Ma la storia decide di presentarsi prepotentemente alle loro porte quando due gruppi di soldati, ceceni e georgiani, si scontrano mortalmente, schiantandosi con i propri veicoli tra le loro abitazioni. Dal conflitto, nonostante le ferite riportate, si salvano Ahmed (Giorgi Nakashidze), mercenario al servizio della causa cecena, e Niko (Mikheil Meskhi), soldato georgiano. Due combattenti di opposte fazioni costretti a convivere sotto lo stesso tetto, tra ripetute e reciproche minacce ed una tensione smorzata da una sottile ironia, moderati dal paterno Ivo, figura centrale ed elemento indispensabile per permettere l'evoluzione della narrazione. Se la statuetta d'oro, nel 2015, andò al toccante viaggio esistenziale della giovane orfana novizia che scopre se stessa e il suo passato in Ida di Pawel Pawlikowski, Tangerines, dal canto suo merita tutte le nomination ed i riconoscimenti conquistati dal 2013, anno della sua realizzazione, ad oggi, per la sua capacità di prendere un tema, quello della guerra e della sua sterilità, così spesso rappresentato sul grande schermo per costruirgli intorno una storia forte, trascinante, commovente senza mai perdersi in sentimentalismi superflui, lasciando che sia tutto racchiuso negli sguardi dei suoi interpreti che lentamente mutano, svelano, raccontano.

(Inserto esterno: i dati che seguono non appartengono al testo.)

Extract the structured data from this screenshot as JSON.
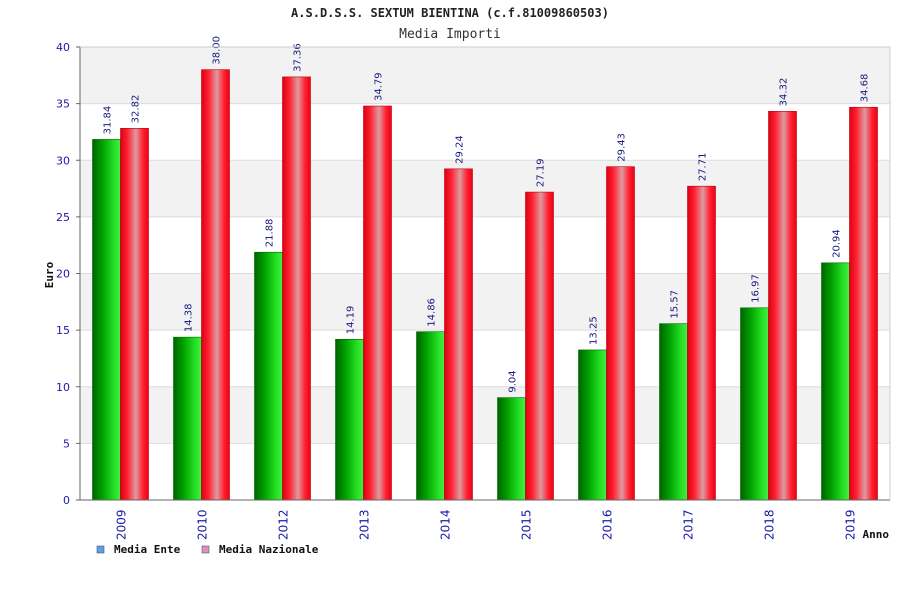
{
  "chart_data": {
    "type": "bar",
    "title": "A.S.D.S.S. SEXTUM BIENTINA (c.f.81009860503)",
    "subtitle": "Media Importi",
    "xlabel": "Anno",
    "ylabel": "Euro",
    "ylim": [
      0,
      40
    ],
    "yticks": [
      0,
      5,
      10,
      15,
      20,
      25,
      30,
      35,
      40
    ],
    "grid": true,
    "legend_position": "bottom-left",
    "categories": [
      "2009",
      "2010",
      "2012",
      "2013",
      "2014",
      "2015",
      "2016",
      "2017",
      "2018",
      "2019"
    ],
    "series": [
      {
        "name": "Media Ente",
        "values": [
          31.84,
          14.38,
          21.88,
          14.19,
          14.86,
          9.04,
          13.25,
          15.57,
          16.97,
          20.94
        ],
        "labels": [
          "31.84",
          "14.38",
          "21.88",
          "14.19",
          "14.86",
          "9.04",
          "13.25",
          "15.57",
          "16.97",
          "20.94"
        ],
        "color": "#00b000",
        "legend_color": "#5aa0e8"
      },
      {
        "name": "Media Nazionale",
        "values": [
          32.82,
          38.0,
          37.36,
          34.79,
          29.24,
          27.19,
          29.43,
          27.71,
          34.32,
          34.68
        ],
        "labels": [
          "32.82",
          "38.00",
          "37.36",
          "34.79",
          "29.24",
          "27.19",
          "29.43",
          "27.71",
          "34.32",
          "34.68"
        ],
        "color": "#ee1122",
        "legend_color": "#e090c0"
      }
    ]
  }
}
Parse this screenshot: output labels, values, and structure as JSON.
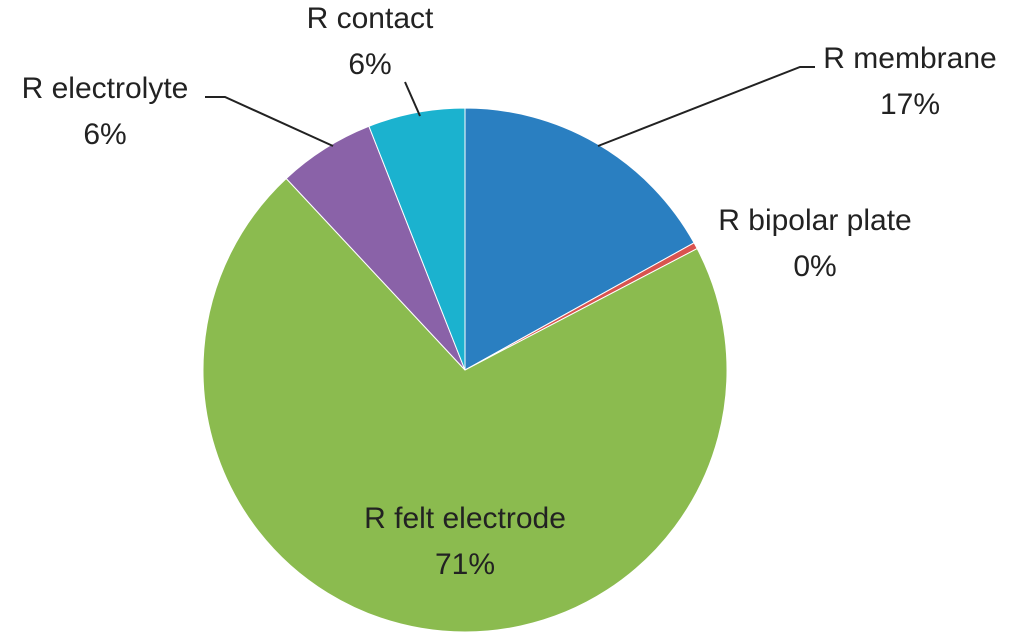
{
  "chart_data": {
    "type": "pie",
    "categories": [
      "R membrane",
      "R bipolar plate",
      "R felt electrode",
      "R electrolyte",
      "R contact"
    ],
    "values": [
      17,
      0.4,
      71,
      6,
      6
    ],
    "value_labels": [
      "17%",
      "0%",
      "71%",
      "6%",
      "6%"
    ],
    "colors": [
      "#2a7fc1",
      "#d9534f",
      "#8bbb4f",
      "#8a62a8",
      "#1bb2cf"
    ]
  }
}
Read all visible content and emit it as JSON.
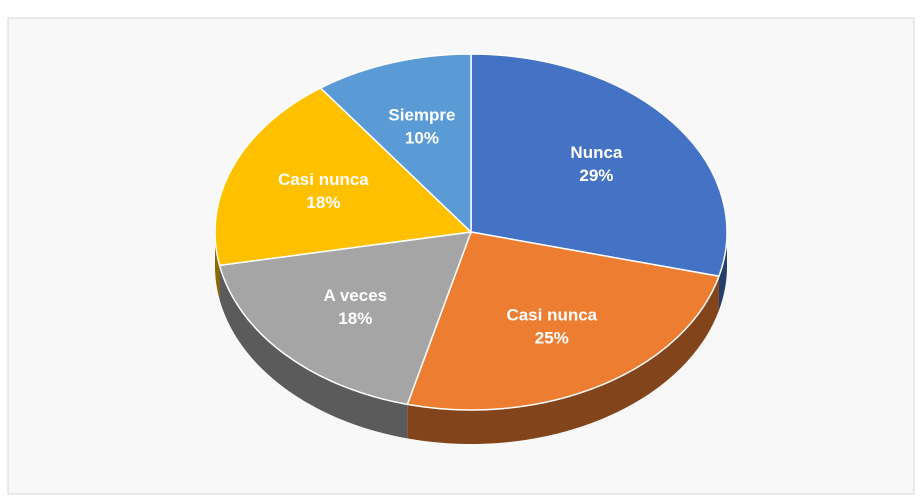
{
  "chart_data": {
    "type": "pie",
    "categories": [
      "Nunca",
      "Casi nunca",
      "A veces",
      "Casi nunca",
      "Siempre"
    ],
    "values": [
      29,
      25,
      18,
      18,
      10
    ],
    "value_labels": [
      "29%",
      "25%",
      "18%",
      "18%",
      "10%"
    ],
    "colors": [
      "#4472c4",
      "#ed7d31",
      "#a5a5a5",
      "#ffc000",
      "#5b9bd5"
    ]
  }
}
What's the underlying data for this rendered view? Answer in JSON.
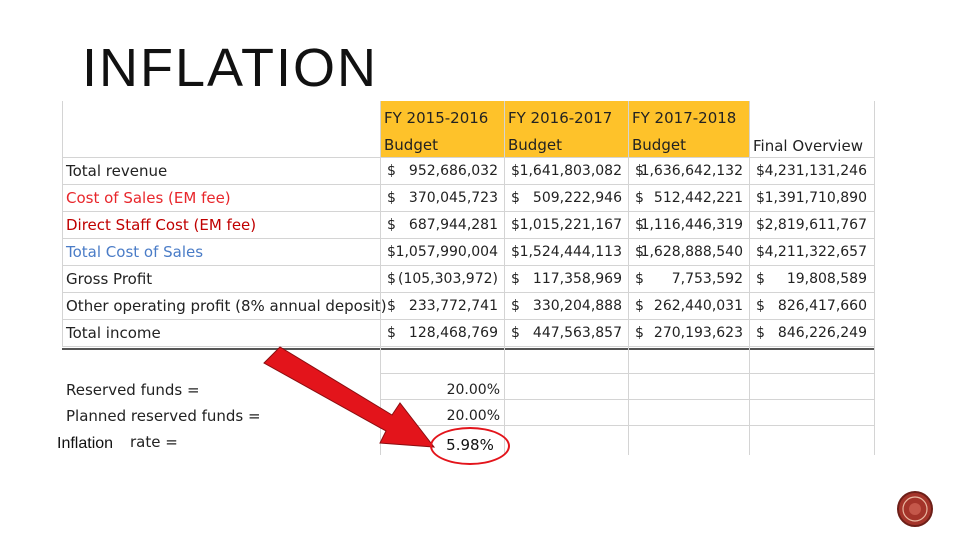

"Il cinema è una fesseria"
Scritto, diretto e prodotto da Zaza Urushadze, Tangerines, si apre sulle note composte da Niaz Diasamidze, Leitmotiv sonoro che tornerà a più riprese nel corso della narrazione per legare le varie sequenze tra di loro senza mai farsi elemento invadente. Quella che ci viene presentata è una natura affascinante, carica di colori esaltati dalla fotografia di Rein Kotov, ma quasi spettrale se non fosse per il vapore emesso dalla stufetta della casa di Ivo, uno dei pochi indizi a tradire la dimensione di abbandono nella quale è avvolto il villaggio.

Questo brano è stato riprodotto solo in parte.